Revenue is advising farmers that if they bring a quantity of agri-diesel from the north to the south – that is not in the tank of a tractor – they will be liable for the “appropriate excise duty”.

Earlier this month there was an increase of 4c/L on petrol, 3c/L on diesel, and 1.5c/L on marked diesel (also known as marked gas oil (MGO) or agri/farm diesel) as the Government partly restored excise duty on fuel.

A further increase of four cent/L on petrol, three cent on diesel, and 1.5c on marked gas oil is planned for August.

According to Revenue, current average retail prices for agricultural diesel – known as green diesel in the south and red diesel in the north because of the markers that are added to tackle fuel laundering -are “just under three cent/L less in Northern Ireland than in the state”.

In a statement to Agriland, Revenue said that cross-border “price differentials can give rise to fuel tourism”.

It said this is because people cross the border “to avail of cheaper retail prices”.

Agri-diesel

Revenue outlined that “where an individual refuels an agricultural tractor in Northern Ireland with ‘red diesel’ and brings that fuel into the state, no MOT (agri-diesel) compliance issues arise”.

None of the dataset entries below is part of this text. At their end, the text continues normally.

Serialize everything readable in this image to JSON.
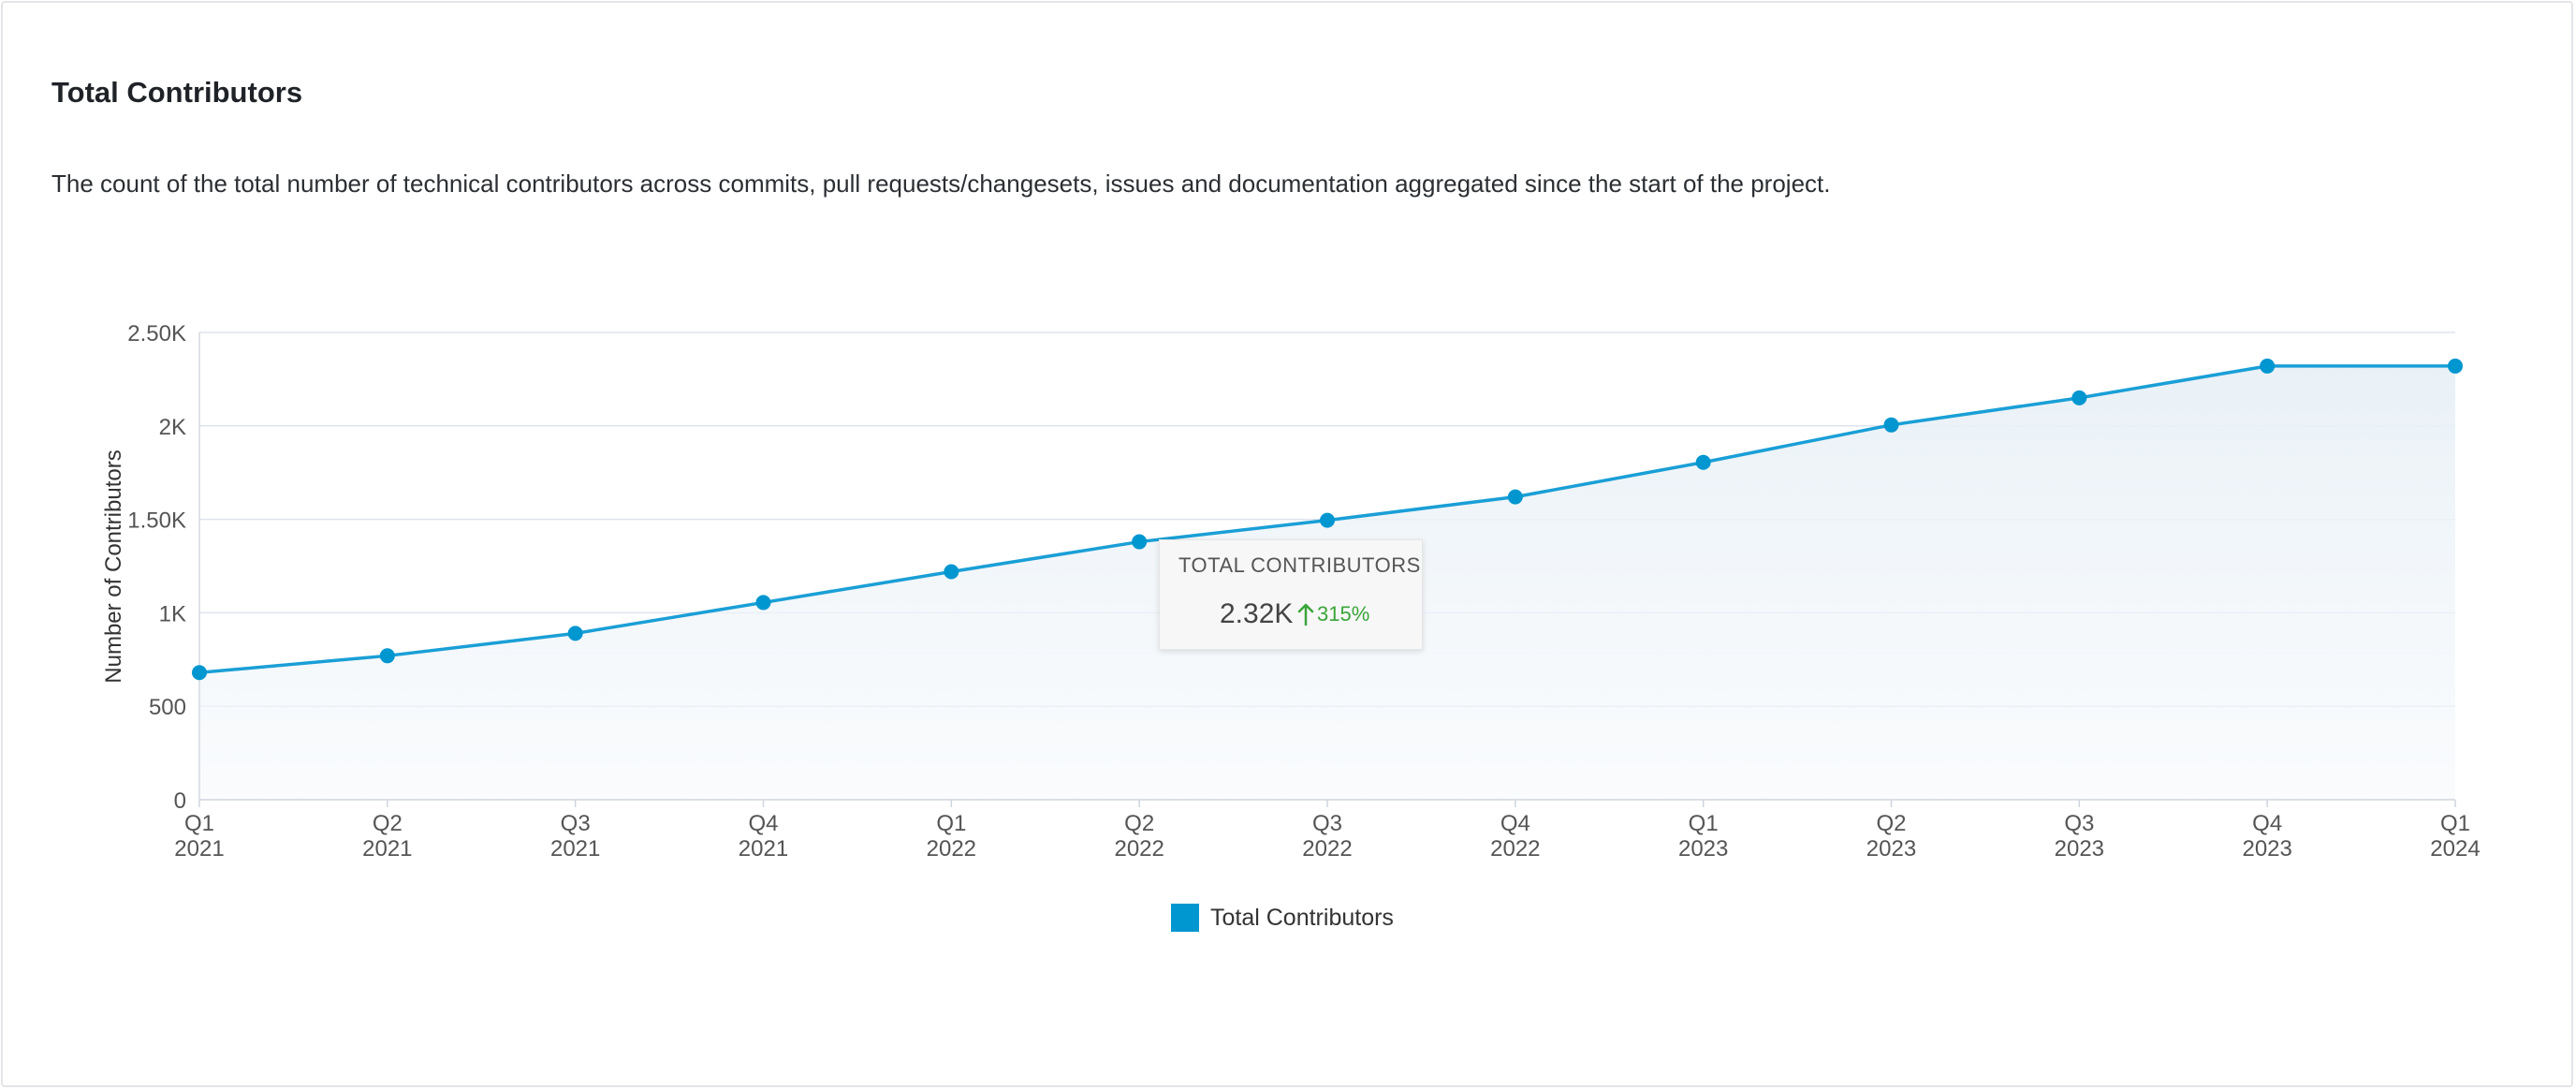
{
  "card": {
    "title": "Total Contributors",
    "description": "The count of the total number of technical contributors across commits, pull requests/changesets, issues and documentation aggregated since the start of the project."
  },
  "tooltip": {
    "label": "TOTAL CONTRIBUTORS",
    "value": "2.32K",
    "change": "315%",
    "change_icon": "arrow-up-icon"
  },
  "chart_data": {
    "type": "line",
    "area_fill": true,
    "ylabel": "Number of Contributors",
    "ylim": [
      0,
      2500
    ],
    "y_ticks": [
      0,
      500,
      1000,
      1500,
      2000,
      2500
    ],
    "y_tick_labels": [
      "0",
      "500",
      "1K",
      "1.50K",
      "2K",
      "2.50K"
    ],
    "categories": [
      [
        "Q1",
        "2021"
      ],
      [
        "Q2",
        "2021"
      ],
      [
        "Q3",
        "2021"
      ],
      [
        "Q4",
        "2021"
      ],
      [
        "Q1",
        "2022"
      ],
      [
        "Q2",
        "2022"
      ],
      [
        "Q3",
        "2022"
      ],
      [
        "Q4",
        "2022"
      ],
      [
        "Q1",
        "2023"
      ],
      [
        "Q2",
        "2023"
      ],
      [
        "Q3",
        "2023"
      ],
      [
        "Q4",
        "2023"
      ],
      [
        "Q1",
        "2024"
      ]
    ],
    "series": [
      {
        "name": "Total Contributors",
        "color": "#0096d0",
        "values": [
          680,
          770,
          890,
          1055,
          1220,
          1380,
          1495,
          1620,
          1805,
          2005,
          2150,
          2320,
          2320
        ]
      }
    ],
    "legend_position": "bottom-center",
    "grid": true
  },
  "colors": {
    "line": "#1a9fd6",
    "point": "#0096d0",
    "grid": "#dde3ee",
    "positive": "#3aa53a"
  }
}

It added: “However, any commercial movements into the state of fuels intended for reduced rate purposes must be marked in accordance with national law and the appropriate excise duty paid to Revenue.

“This means that it is not permitted to bring ‘red diesel’ into the state from Northern Ireland, other than the quantity that is present in the standard fuel tank of an agricultural tractor on entry into the state.”

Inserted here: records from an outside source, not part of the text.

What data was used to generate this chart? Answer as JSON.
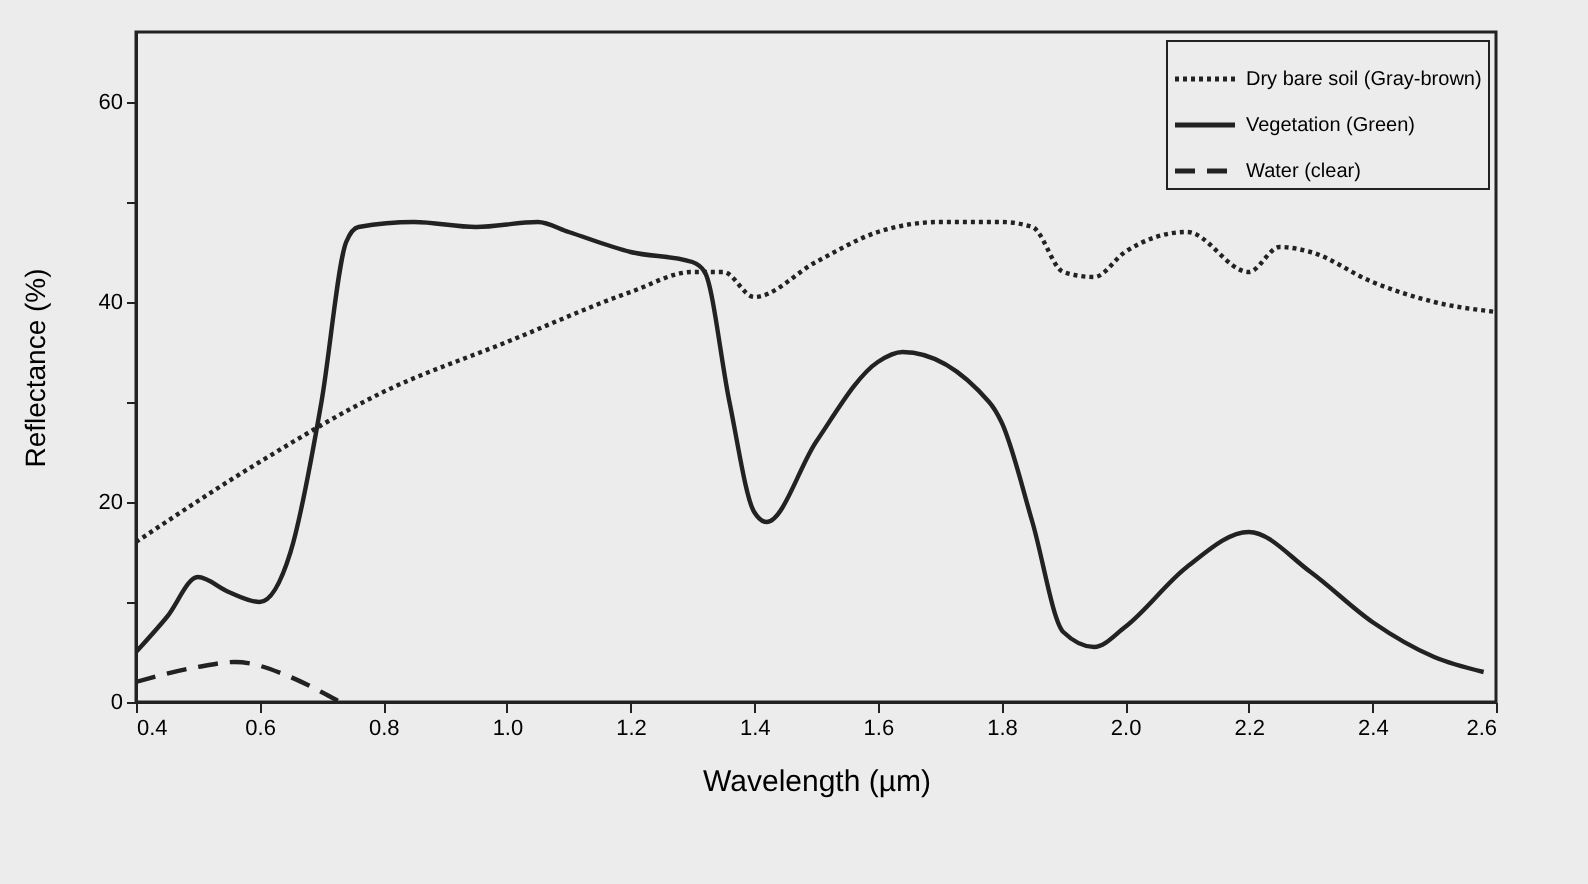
{
  "chart_data": {
    "type": "line",
    "xlabel": "Wavelength (µm)",
    "ylabel": "Reflectance (%)",
    "xlim": [
      0.4,
      2.6
    ],
    "ylim": [
      0,
      67
    ],
    "xticks": [
      0.4,
      0.6,
      0.8,
      {
        "value": 1,
        "label": "1.0"
      },
      1.2,
      1.4,
      1.6,
      1.8,
      {
        "value": 2,
        "label": "2.0"
      },
      2.2,
      2.4,
      2.6
    ],
    "yticks": [
      0,
      {
        "value": 10,
        "label": null
      },
      20,
      {
        "value": 30,
        "label": null
      },
      40,
      {
        "value": 50,
        "label": null
      },
      60
    ],
    "grid": false,
    "legend": "top right",
    "series": [
      {
        "name": "Dry bare soil (Gray-brown)",
        "color": "#222222",
        "line_style": "dotted",
        "x": [
          0.4,
          0.6,
          0.8,
          1.0,
          1.2,
          1.3,
          1.35,
          1.4,
          1.5,
          1.6,
          1.7,
          1.8,
          1.85,
          1.9,
          1.95,
          2.0,
          2.1,
          2.2,
          2.25,
          2.3,
          2.4,
          2.5,
          2.6
        ],
        "values": [
          16,
          24,
          31,
          36,
          41,
          43,
          43,
          40.5,
          44,
          47,
          48,
          48,
          47.5,
          43,
          42.5,
          45,
          47,
          43,
          45.5,
          45,
          42,
          40,
          39
        ]
      },
      {
        "name": "Vegetation (Green)",
        "color": "#222222",
        "line_style": "solid",
        "x": [
          0.4,
          0.45,
          0.5,
          0.55,
          0.6,
          0.65,
          0.7,
          0.74,
          0.76,
          0.85,
          0.95,
          1.05,
          1.1,
          1.2,
          1.3,
          1.32,
          1.36,
          1.4,
          1.42,
          1.5,
          1.6,
          1.64,
          1.78,
          1.8,
          1.85,
          1.9,
          1.95,
          2.0,
          2.1,
          2.2,
          2.3,
          2.4,
          2.5,
          2.58
        ],
        "values": [
          5,
          8.5,
          12.5,
          11,
          10,
          15,
          30,
          46,
          47.5,
          48,
          47.5,
          48,
          47,
          45,
          44,
          43,
          30,
          19,
          18,
          26,
          34,
          35,
          30,
          28,
          18,
          7,
          5.5,
          7.5,
          13.5,
          17,
          13,
          8,
          4.5,
          3
        ]
      },
      {
        "name": "Water (clear)",
        "color": "#222222",
        "line_style": "dashed",
        "x": [
          0.4,
          0.5,
          0.56,
          0.65,
          0.7,
          0.73
        ],
        "values": [
          2,
          3.5,
          4,
          2.5,
          1,
          0
        ]
      }
    ]
  }
}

It has advised that it routinely carries out roadside checkpoints to “detect the misuse of marked mineral oil”, including the transport of fuel across the border where the appropriate mineral oil tax liability has not been paid.

“Revenue’s actions include risk-based, targeted sampling programmes based on supply chain reporting obligations for suppliers and retailers,” it detailed.

Price rises

Minister for Finance, Michael McGrath, told the Dáil this week that he would continue to “monitor and review” the position in the coming months in relation to the final phase of excise rate restorations scheduled to take place in August 2024.

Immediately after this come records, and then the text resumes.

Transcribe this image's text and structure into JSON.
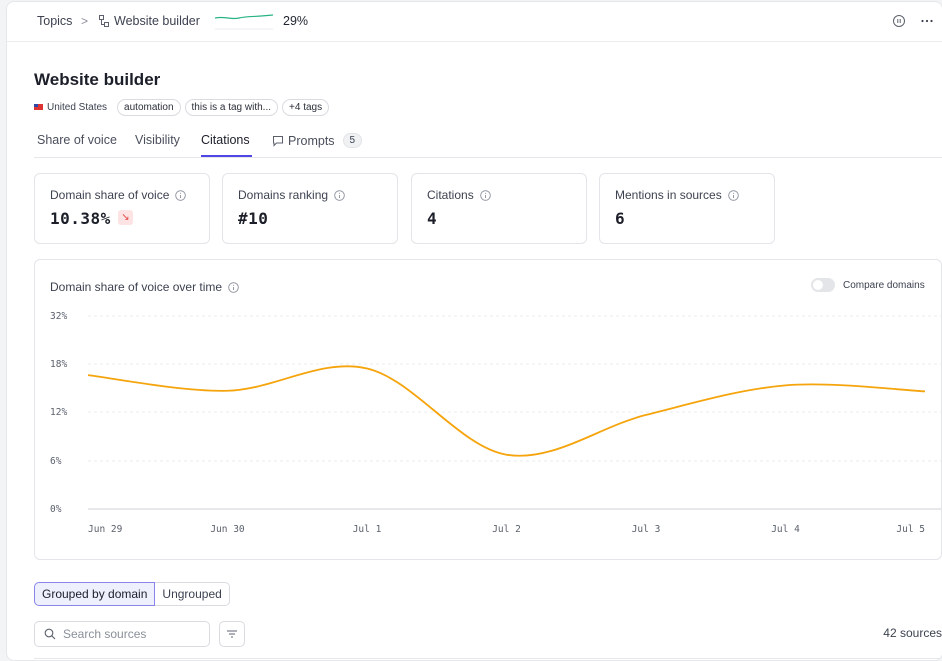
{
  "breadcrumb": {
    "root": "Topics",
    "separator": ">",
    "current": "Website builder",
    "current_icon": "hierarchy-icon",
    "trend_value": "29%"
  },
  "header": {
    "title": "Website builder",
    "country": "United States",
    "country_icon": "us-flag-icon",
    "tags": [
      "automation",
      "this is a tag with...",
      "+4 tags"
    ]
  },
  "tabs": [
    {
      "label": "Share of voice",
      "active": false
    },
    {
      "label": "Visibility",
      "active": false
    },
    {
      "label": "Citations",
      "active": true
    },
    {
      "label": "Prompts",
      "active": false,
      "count": "5",
      "icon": "chat-bubble-icon"
    }
  ],
  "stats": [
    {
      "label": "Domain share of voice",
      "value": "10.38%",
      "trend": "down"
    },
    {
      "label": "Domains ranking",
      "value": "#10"
    },
    {
      "label": "Citations",
      "value": "4"
    },
    {
      "label": "Mentions in sources",
      "value": "6"
    }
  ],
  "chart_section": {
    "title": "Domain share of voice over time",
    "toggle_label": "Compare domains",
    "toggle_on": false
  },
  "chart_data": {
    "type": "line",
    "x": [
      "Jun 29",
      "Jun 30",
      "Jul 1",
      "Jul 2",
      "Jul 3",
      "Jul 4",
      "Jul 5"
    ],
    "y_ticks": [
      "0%",
      "6%",
      "12%",
      "18%",
      "32%"
    ],
    "series": [
      {
        "values": [
          22.2,
          19.6,
          23.3,
          9.0,
          15.6,
          20.5,
          19.5
        ],
        "color": "#f5a40c"
      }
    ],
    "grid": "horizontal-dashed"
  },
  "grouping": {
    "options": [
      "Grouped by domain",
      "Ungrouped"
    ],
    "selected": "Grouped by domain"
  },
  "search": {
    "placeholder": "Search sources",
    "value": ""
  },
  "sources_count": "42 sources",
  "colors": {
    "accent": "#4f46e5",
    "line": "#f5a40c",
    "trend_down": "#e04444",
    "sparkline": "#27b384"
  }
}
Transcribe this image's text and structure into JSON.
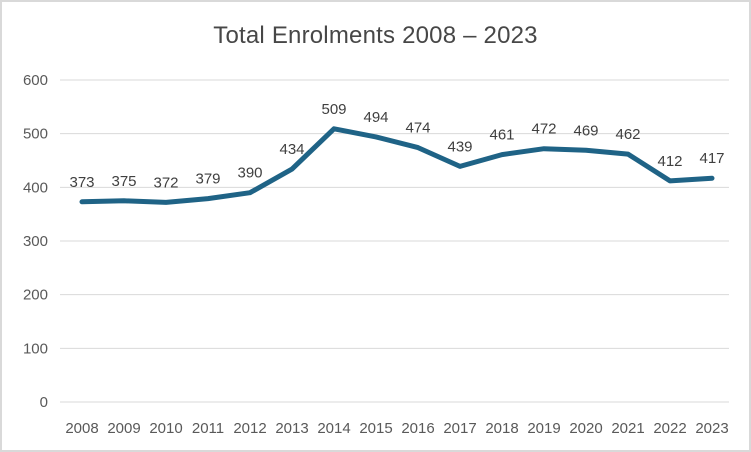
{
  "frame": {
    "background_color": "#ffffff",
    "border_color": "#d9d9d9"
  },
  "chart_data": {
    "type": "line",
    "title": "Total Enrolments 2008 – 2023",
    "categories": [
      "2008",
      "2009",
      "2010",
      "2011",
      "2012",
      "2013",
      "2014",
      "2015",
      "2016",
      "2017",
      "2018",
      "2019",
      "2020",
      "2021",
      "2022",
      "2023"
    ],
    "series": [
      {
        "values": [
          373,
          375,
          372,
          379,
          390,
          434,
          509,
          494,
          474,
          439,
          461,
          472,
          469,
          462,
          412,
          417
        ],
        "color": "#1f6386",
        "stroke_width": 5
      }
    ],
    "xlabel": "",
    "ylabel": "",
    "ylim": [
      0,
      600
    ],
    "yticks": [
      0,
      100,
      200,
      300,
      400,
      500,
      600
    ],
    "grid": true,
    "gridline_color": "#d9d9d9",
    "axis_tick_color": "#595959",
    "data_labels": true,
    "data_label_color": "#404040",
    "title_color": "#474747",
    "legend_position": "none"
  }
}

The minister said that both he and the government were “conscious of the implications of fuel costs for all sectors of society”.

He also warned that there are further fuel price rises in the pipeline in relation to the carbon component rates of Mineral Oil Tax on marked gas oil (green diesel) which are legislated to come into effect on May 1, 2024.

The amount charged per tonne of carbon dioxide emissions from non-auto fuels will increase from €48.50 to €56.00.

“This increase, inclusive of VAT, will add 2.3c/L to marked gas oil.

“Increases to carbon component rates of Mineral Oil Tax on petrol and auto-diesel are legislated to come into effect on October 9, 2024 when the amount charged per tonne of carbon dioxide emissions increases from €56 to €63.50.

“The October 9, 2024 rate increases will add, inclusive of VAT, two cent/L to petrol and 2.5c/L to auto-diesel,” the minister outlined.